Na opinião do diretor-presidente da Fundação Telefônica, Sérgio Mindlin, outra vantagem da institucionalização é a possibilidade de planejamento e durabilidade dos projetos: "Institutos e fundações dão mais credibilidade e visibilidade ao trabalho das empresas".
É o que defende também Carlos Parente, diretor de comunicação da Avon, empresa que há dois anos criou seu próprio instituto: "O poder de articulação é muito maior. Quando não há essa separação, a causa social acaba ficando atrelada ao mercado". "O desafio é encontrar uma forma de se manter integrado à empresa que dá nome à organização sem depender da gestão comercial", complementa Paulo Castro, presidente do Instituto C&A.

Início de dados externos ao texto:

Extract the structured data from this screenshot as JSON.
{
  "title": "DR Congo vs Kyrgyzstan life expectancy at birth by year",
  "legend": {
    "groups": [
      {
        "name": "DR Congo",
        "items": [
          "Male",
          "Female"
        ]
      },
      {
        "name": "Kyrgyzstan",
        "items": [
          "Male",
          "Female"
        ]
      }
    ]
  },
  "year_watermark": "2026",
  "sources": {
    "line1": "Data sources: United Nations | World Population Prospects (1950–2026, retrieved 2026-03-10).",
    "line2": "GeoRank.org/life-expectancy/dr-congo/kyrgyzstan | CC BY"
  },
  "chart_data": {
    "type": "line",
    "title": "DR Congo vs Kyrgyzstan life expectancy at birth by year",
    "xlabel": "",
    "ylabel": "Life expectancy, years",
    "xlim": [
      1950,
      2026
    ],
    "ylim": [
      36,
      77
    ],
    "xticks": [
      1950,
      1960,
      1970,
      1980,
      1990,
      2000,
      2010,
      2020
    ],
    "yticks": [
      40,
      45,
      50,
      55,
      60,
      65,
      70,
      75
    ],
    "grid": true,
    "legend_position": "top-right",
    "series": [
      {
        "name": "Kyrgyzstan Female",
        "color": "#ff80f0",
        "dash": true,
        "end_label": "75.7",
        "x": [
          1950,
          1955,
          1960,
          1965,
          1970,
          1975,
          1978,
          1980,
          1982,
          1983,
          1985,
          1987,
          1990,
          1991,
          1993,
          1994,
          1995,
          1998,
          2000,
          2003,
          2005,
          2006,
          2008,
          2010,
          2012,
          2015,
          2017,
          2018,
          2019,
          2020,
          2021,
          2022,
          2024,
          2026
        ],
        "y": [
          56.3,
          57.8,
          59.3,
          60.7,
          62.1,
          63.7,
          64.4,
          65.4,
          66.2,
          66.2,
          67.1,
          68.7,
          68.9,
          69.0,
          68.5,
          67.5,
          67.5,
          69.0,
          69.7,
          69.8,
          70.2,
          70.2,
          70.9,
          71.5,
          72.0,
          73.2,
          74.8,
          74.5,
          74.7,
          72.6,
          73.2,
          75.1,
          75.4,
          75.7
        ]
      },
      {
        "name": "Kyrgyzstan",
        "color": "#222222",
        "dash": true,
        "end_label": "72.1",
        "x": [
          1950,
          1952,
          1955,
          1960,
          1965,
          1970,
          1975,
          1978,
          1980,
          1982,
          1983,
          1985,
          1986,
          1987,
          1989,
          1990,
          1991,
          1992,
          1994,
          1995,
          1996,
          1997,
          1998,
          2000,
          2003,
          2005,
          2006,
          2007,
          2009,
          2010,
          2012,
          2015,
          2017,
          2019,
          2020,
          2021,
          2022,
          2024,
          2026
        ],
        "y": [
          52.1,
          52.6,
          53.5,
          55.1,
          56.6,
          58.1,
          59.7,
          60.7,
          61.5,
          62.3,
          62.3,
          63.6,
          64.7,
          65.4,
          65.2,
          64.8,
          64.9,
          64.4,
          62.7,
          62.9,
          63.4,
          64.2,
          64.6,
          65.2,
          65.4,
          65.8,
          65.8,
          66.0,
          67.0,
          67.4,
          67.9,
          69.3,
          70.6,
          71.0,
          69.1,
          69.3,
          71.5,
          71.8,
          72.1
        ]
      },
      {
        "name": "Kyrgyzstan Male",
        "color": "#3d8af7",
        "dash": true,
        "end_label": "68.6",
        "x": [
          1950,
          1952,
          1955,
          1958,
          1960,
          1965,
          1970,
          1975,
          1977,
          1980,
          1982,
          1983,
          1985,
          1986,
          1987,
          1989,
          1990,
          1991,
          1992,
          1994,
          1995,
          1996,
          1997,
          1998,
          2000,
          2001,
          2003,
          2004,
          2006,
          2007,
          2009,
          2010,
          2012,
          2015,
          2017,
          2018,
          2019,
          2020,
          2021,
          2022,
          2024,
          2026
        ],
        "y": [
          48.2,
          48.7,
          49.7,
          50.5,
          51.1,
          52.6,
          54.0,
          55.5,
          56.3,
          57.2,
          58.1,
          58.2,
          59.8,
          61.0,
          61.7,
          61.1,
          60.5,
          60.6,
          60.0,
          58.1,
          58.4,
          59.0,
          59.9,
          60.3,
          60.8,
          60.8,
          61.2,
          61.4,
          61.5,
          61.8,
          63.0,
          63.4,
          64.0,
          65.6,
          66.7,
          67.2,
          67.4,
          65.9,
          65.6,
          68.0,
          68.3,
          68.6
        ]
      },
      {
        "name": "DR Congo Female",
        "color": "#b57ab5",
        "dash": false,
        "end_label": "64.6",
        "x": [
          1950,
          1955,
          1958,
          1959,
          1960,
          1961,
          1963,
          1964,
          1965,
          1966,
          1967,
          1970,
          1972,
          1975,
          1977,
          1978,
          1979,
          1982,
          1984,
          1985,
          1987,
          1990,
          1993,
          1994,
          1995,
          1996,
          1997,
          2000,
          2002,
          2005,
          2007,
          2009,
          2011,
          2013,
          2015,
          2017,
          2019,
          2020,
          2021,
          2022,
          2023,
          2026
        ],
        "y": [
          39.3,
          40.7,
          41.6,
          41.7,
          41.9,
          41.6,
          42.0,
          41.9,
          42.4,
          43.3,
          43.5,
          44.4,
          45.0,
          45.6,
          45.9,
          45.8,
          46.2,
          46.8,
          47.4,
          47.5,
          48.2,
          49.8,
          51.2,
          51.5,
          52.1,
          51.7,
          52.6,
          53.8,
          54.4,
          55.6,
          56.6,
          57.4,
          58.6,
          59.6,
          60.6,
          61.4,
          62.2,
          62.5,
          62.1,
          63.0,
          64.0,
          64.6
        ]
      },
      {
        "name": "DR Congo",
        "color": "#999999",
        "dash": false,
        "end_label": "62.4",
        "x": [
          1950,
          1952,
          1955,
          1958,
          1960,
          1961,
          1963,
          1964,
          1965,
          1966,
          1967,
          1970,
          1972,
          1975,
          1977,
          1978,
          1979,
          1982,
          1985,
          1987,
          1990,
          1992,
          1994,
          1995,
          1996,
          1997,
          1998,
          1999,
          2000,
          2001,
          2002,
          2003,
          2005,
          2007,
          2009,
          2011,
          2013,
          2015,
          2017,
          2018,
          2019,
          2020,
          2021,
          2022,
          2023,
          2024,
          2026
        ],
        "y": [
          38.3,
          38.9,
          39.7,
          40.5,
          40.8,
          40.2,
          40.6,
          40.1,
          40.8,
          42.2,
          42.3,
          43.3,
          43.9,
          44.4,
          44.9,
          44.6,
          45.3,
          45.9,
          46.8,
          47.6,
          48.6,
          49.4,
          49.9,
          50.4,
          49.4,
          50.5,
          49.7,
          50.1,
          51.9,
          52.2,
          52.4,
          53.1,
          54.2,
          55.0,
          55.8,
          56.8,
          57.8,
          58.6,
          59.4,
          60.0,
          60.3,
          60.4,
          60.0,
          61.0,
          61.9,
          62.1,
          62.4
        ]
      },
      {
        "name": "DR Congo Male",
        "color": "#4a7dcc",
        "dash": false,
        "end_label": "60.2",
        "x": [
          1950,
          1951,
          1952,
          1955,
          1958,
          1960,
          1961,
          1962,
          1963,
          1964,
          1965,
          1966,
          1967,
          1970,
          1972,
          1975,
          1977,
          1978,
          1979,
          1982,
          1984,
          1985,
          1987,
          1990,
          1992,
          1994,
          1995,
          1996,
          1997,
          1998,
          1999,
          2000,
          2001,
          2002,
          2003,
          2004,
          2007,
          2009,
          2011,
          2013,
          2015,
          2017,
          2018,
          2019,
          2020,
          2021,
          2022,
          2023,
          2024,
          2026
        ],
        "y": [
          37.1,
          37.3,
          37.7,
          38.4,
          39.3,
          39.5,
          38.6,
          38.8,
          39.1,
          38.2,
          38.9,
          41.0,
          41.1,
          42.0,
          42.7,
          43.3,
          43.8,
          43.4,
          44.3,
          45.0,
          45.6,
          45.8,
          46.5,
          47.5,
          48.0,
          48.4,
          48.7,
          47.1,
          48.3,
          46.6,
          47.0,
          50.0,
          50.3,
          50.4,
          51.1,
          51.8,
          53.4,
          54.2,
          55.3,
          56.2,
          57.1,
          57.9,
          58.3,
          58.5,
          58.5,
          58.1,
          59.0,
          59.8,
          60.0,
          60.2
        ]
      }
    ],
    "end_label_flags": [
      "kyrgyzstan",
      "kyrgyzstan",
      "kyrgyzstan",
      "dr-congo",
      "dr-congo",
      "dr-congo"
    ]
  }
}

Essa tendência, no entanto, ainda é vista com ressalvas pelas ONGs independentes, que temem um aumento na concorrência por recursos privados. "Não há necessidade de as empresas criarem suas próprias organizações. Elas investem pesado na contratação de profissionais e apresentam projetos já prontos. Com isso, desprezam o conhecimento prático que as ONGs estão acumulando há muitos anos. Muitas chegam aqui sem a menor noção da realidade da comunidade com a qual pretendem trabalhar e o trabalho fica desfocado ", lamenta Dagmar Garroux, presidente da Casa do Zezinho, entidade que há 12 anos atende mil crianças e jovens na zona sul da capital paulista.
Uma das mais tradicionais entidades do terceiro setor, o projeto Axé acaba de completar 15 anos de atividades. O presidente da ONG, Césare La Rocca, defende um modelo misto de atuação. "Já aconteceu de cancelarmos a parceria com uma empresa justamente por não termos concordado com o autoritarismo vindo do instituto que ela mantinha. Acredito em institutos empresariais que trabalham em conjunto com entidades independentes", diz ele.
Vera Masagão Ribeiro, coordenadora de programas da Ação Educativa, alerta para o perigo de as ONGs se tornarem "prestadoras de serviços das empresas". Segundo ela, a institucionalização da responsabilidade social corporativa é inevitável e pode ser bem-sucedida, desde que respeitadas as competências de cada um.
A criação de institutos, no entanto, não é a única forma de as empresas se consolidarem no campo social. A fabricante de cosméticos Natura é um ótimo exemplo disso. Apontada como modelo de empresa socialmente responsável, optou por manter o gerenciamento de suas ações atrelado diretamente à companhia. O argumento é que a atuação social deve fazer parte das várias etapas do processo produtivo e comercial. A Natura costuma aproveitar o conhecimento das ONGs no cotidiano da empresa, na relação com os consumidores e no teste de novos produtos. "Quando se cria uma outra organização, corre-se o risco de se desconectar da empresa, de pôr fim ao envolvimento dos funcionários e fornecedores, algo que é fundamental", defende Neumara Arbex, gerente de responsabilidade corporativa da empresa.